Secure storage and transmission are the main issues when it comes to medical image security. For this reason, it’s always important to secure that unauthorised people won’t have access to patient’s medical records. This access to sensitive data gives power; if, for example, information about a political leader’s health becomes wide-known, a series of side effects can be caused to governmental policy. Li et al. (2005) gave great importance on this issue. They focused on Image Adaptive Watermarking. A broadcast image not suitable for diagnosis is created; then, and before identifying image’s use as a means to identify an illness, a clinician must de-code this image using his/her own watermark key. A credible third person is the one responsible for key generation and distribution. Images are broadcasted with a low PSNR value but the relevant key is needed so as to view medical images. EPR hiding is not used in their suggestion.

All the tools and techniques identified above are addressing different aspects.

Lou et al. (2009) established Steganography as a means of hiding EPR in the medical image; however, integrity and confidentiality are not examined at all. Hu and Han (2009) established Cryptography as a means to transform medical images into noise for protection purposes; however, noisy images may attract wicked people whereas EPR hiding is not examined.

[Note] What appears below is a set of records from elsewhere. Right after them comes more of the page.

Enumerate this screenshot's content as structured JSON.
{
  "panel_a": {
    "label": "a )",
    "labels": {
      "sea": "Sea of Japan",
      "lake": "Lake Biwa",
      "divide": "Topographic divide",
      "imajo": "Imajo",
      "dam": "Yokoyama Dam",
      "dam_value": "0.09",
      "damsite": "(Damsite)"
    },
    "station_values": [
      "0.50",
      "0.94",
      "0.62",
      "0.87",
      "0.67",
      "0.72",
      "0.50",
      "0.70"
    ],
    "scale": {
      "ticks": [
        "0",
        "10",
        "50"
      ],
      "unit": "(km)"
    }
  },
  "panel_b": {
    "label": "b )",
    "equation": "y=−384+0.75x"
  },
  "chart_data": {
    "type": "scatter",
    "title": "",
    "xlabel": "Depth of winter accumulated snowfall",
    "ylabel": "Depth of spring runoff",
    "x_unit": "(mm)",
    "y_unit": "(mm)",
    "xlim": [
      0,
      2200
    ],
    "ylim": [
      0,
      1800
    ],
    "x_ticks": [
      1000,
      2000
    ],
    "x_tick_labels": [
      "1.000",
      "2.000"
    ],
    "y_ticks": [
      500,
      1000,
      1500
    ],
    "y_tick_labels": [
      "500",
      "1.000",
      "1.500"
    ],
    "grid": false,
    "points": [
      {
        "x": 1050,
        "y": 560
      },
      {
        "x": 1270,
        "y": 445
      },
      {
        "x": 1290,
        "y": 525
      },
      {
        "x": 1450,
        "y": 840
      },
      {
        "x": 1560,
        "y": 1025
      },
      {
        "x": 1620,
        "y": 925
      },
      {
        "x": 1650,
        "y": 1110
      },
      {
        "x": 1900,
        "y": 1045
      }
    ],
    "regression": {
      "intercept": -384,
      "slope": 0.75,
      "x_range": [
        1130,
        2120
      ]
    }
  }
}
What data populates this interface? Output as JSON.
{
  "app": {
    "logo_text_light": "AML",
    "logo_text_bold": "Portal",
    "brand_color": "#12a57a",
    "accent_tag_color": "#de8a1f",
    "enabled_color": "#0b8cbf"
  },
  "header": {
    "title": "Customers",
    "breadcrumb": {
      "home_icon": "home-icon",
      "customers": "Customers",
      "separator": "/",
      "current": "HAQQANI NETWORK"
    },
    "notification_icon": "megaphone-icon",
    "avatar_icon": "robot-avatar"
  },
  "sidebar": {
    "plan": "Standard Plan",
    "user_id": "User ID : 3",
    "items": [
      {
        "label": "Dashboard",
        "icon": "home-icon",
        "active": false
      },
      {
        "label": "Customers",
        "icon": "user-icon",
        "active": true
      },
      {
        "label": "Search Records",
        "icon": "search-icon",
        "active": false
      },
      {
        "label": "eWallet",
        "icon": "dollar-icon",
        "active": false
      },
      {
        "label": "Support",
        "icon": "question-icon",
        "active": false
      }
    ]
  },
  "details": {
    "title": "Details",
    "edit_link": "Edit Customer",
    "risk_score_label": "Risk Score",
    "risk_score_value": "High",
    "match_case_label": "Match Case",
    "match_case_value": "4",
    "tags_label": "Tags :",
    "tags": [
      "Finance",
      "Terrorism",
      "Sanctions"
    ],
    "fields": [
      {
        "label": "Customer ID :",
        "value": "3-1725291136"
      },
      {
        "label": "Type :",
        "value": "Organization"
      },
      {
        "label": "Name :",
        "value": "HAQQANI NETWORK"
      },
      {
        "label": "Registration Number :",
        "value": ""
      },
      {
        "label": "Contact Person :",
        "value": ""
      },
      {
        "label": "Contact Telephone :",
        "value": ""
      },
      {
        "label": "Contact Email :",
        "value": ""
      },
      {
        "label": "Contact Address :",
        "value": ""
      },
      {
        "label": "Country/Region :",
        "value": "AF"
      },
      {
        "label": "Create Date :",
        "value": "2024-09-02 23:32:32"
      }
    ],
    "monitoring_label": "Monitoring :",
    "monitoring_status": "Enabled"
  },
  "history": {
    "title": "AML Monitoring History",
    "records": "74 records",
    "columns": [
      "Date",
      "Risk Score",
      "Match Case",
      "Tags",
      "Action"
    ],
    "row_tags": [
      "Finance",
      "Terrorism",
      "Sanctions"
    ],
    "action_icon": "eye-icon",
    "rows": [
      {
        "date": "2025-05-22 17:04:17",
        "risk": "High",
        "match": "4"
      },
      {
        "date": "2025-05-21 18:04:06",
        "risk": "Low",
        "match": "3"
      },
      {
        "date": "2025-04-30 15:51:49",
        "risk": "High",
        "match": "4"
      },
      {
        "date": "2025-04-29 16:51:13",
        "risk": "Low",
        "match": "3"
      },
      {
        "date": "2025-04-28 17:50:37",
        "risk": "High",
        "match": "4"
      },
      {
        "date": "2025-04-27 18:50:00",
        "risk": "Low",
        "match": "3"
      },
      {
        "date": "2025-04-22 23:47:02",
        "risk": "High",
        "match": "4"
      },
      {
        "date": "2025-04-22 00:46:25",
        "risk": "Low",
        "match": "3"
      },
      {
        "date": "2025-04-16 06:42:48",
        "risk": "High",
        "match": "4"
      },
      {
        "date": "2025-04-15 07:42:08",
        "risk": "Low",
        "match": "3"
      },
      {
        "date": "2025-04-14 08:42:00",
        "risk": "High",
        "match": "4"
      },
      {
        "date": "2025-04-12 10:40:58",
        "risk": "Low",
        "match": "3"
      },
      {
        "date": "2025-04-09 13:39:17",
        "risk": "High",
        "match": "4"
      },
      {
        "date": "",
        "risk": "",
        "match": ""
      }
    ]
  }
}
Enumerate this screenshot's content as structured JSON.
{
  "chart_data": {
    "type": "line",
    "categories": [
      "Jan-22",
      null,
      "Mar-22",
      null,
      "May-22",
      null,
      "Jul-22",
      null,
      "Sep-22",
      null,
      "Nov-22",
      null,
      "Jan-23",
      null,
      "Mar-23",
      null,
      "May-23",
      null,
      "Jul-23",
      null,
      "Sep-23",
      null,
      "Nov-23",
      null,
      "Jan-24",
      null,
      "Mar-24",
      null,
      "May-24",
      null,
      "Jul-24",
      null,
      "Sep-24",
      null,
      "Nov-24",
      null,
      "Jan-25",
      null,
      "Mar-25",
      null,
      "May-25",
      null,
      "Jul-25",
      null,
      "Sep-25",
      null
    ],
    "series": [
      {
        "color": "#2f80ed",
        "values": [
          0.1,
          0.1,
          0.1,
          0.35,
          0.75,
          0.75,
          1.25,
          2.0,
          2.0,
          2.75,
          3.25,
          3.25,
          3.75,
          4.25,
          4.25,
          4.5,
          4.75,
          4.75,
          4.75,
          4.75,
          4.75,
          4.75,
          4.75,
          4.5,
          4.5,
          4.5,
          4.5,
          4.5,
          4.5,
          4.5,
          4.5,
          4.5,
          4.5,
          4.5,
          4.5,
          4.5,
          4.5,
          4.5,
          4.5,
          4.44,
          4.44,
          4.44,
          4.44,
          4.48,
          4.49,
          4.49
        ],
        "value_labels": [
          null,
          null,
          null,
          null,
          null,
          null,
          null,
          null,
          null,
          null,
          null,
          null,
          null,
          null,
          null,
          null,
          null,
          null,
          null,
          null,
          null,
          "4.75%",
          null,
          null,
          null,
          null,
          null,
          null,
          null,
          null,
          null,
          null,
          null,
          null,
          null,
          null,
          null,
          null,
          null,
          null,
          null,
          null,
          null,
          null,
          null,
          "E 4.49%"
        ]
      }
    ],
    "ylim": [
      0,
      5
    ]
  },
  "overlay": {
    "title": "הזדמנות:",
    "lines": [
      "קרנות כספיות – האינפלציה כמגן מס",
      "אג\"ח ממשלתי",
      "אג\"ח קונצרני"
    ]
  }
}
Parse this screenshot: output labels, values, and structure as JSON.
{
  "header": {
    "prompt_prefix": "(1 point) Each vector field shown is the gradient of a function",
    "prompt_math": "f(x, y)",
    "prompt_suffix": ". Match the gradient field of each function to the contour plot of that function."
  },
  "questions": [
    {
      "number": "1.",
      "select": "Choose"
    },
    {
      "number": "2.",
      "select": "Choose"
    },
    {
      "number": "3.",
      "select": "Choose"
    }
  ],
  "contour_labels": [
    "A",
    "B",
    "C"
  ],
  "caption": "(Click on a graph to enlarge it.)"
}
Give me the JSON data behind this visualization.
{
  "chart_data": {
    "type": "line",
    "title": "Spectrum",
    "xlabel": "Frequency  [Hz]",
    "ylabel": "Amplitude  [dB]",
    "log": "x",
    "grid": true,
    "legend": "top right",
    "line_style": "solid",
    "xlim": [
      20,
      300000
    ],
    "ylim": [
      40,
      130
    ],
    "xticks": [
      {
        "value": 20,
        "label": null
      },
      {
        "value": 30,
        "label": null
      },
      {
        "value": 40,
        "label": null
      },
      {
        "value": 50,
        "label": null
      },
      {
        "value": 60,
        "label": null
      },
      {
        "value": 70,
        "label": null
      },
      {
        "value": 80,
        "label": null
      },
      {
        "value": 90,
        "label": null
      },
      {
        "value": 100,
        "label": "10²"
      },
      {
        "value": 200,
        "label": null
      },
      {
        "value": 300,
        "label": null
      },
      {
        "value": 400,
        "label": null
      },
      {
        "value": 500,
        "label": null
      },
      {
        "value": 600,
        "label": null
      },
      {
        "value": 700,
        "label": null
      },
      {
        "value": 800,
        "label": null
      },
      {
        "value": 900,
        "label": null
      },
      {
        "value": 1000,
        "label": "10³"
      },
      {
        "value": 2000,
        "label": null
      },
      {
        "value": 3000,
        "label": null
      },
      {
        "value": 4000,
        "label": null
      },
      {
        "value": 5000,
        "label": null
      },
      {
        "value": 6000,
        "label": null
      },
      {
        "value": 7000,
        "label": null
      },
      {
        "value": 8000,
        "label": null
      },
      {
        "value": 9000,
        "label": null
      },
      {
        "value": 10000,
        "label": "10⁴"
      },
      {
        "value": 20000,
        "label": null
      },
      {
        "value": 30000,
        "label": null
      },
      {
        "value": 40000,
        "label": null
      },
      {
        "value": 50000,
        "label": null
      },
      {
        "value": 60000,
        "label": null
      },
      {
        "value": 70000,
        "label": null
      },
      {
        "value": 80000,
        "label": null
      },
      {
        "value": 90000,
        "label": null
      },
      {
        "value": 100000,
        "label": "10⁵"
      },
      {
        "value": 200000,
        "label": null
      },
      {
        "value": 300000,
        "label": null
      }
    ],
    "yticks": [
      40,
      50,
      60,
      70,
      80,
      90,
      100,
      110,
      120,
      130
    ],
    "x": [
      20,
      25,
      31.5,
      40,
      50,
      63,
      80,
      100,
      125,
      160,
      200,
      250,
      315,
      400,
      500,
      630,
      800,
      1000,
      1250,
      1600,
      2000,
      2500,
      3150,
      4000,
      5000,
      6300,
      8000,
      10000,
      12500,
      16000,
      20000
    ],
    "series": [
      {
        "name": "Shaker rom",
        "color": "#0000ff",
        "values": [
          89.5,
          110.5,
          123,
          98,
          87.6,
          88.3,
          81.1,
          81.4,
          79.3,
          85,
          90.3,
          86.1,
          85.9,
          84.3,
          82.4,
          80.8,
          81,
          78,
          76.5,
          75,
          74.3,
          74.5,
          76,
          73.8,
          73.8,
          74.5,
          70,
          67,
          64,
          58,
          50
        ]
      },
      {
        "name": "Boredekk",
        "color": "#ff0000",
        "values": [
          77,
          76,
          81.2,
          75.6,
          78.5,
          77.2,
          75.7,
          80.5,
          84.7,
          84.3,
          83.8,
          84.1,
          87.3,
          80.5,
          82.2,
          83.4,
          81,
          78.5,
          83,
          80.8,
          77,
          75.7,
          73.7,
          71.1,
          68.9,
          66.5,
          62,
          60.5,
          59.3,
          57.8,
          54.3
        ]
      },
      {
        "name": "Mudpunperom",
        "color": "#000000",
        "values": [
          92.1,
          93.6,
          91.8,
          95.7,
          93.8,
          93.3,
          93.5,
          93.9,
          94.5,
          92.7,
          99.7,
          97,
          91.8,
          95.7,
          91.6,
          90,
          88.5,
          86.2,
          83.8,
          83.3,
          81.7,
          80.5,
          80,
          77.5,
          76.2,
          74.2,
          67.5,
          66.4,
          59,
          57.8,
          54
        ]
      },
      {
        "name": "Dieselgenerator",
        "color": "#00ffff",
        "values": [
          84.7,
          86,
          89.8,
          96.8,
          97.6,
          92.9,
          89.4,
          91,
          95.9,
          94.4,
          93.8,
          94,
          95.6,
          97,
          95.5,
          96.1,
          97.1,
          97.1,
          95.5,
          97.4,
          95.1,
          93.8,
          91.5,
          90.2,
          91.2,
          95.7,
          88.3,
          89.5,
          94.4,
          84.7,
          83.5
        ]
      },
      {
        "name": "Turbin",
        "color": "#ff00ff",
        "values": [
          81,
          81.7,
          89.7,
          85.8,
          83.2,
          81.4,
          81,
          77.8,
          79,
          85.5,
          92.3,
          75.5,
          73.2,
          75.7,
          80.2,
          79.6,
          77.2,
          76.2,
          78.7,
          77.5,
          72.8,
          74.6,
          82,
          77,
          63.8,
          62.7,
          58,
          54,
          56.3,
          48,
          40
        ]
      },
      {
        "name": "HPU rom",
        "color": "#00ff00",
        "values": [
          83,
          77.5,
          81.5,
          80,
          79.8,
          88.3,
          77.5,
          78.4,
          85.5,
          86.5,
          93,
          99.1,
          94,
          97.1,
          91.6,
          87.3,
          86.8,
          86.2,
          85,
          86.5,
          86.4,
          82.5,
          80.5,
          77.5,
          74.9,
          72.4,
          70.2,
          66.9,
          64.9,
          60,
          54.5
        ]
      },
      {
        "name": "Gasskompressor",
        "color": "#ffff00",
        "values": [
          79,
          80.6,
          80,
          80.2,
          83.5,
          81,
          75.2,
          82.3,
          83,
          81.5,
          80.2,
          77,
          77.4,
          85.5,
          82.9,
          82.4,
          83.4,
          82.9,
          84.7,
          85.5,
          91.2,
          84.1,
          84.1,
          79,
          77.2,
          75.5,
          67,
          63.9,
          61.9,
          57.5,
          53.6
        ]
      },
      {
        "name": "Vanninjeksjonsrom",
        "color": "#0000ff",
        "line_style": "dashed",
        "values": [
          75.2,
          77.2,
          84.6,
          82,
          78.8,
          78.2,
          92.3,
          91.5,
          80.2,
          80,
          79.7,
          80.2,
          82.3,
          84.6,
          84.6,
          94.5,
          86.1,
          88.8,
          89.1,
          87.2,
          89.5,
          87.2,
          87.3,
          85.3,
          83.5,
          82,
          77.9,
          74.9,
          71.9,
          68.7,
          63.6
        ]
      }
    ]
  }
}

Li et al. (2005) suggested how to protect medical images from unauthorised access. However, broadcast images show elements of medical images. EPR hiding is not considered in their scheme. In 2005, Ho et al. (2004) suggested fragile watermarking as a means of biomedical image authentication; nevertheless, low PSNR values exist in watermarked images and EPR hiding is not taken into consideration. Nayak et al. (2009), similar to Lou et al, focused on Steganography reversed in order to hide EPR in medical images; however, it is questionable whether confidentiality and authenticity of the medical image are accomplished. Also, the number of pixels defines medical image histogram, which is of questionable quality.

All of the methods suggested address a set of different security requirements (confidentiality, authenticity, EPR hiding) for medical image sharing but not all requirements are addressed by a single method. A method will be suggested as a means of achieving secure and private medical image sharing, addressing the requirements set below:

(i) Electronic patient records should not be evident in medical images in order to achieve small storage requirements and a limited network bandwidth.

(ii) Confidentiality needs to be achieved so as for malicious users not to be attracted by a medical image shared. This shall be done if the image looks like a natural image.

(iii) Diagnosis of political leaders or military officials should be done by a range of persons having access to specific data needed for diagnosis and not the whole person’s medical information.

(iv) Authenticity should be granted through securing that medical images are not changed during distribution.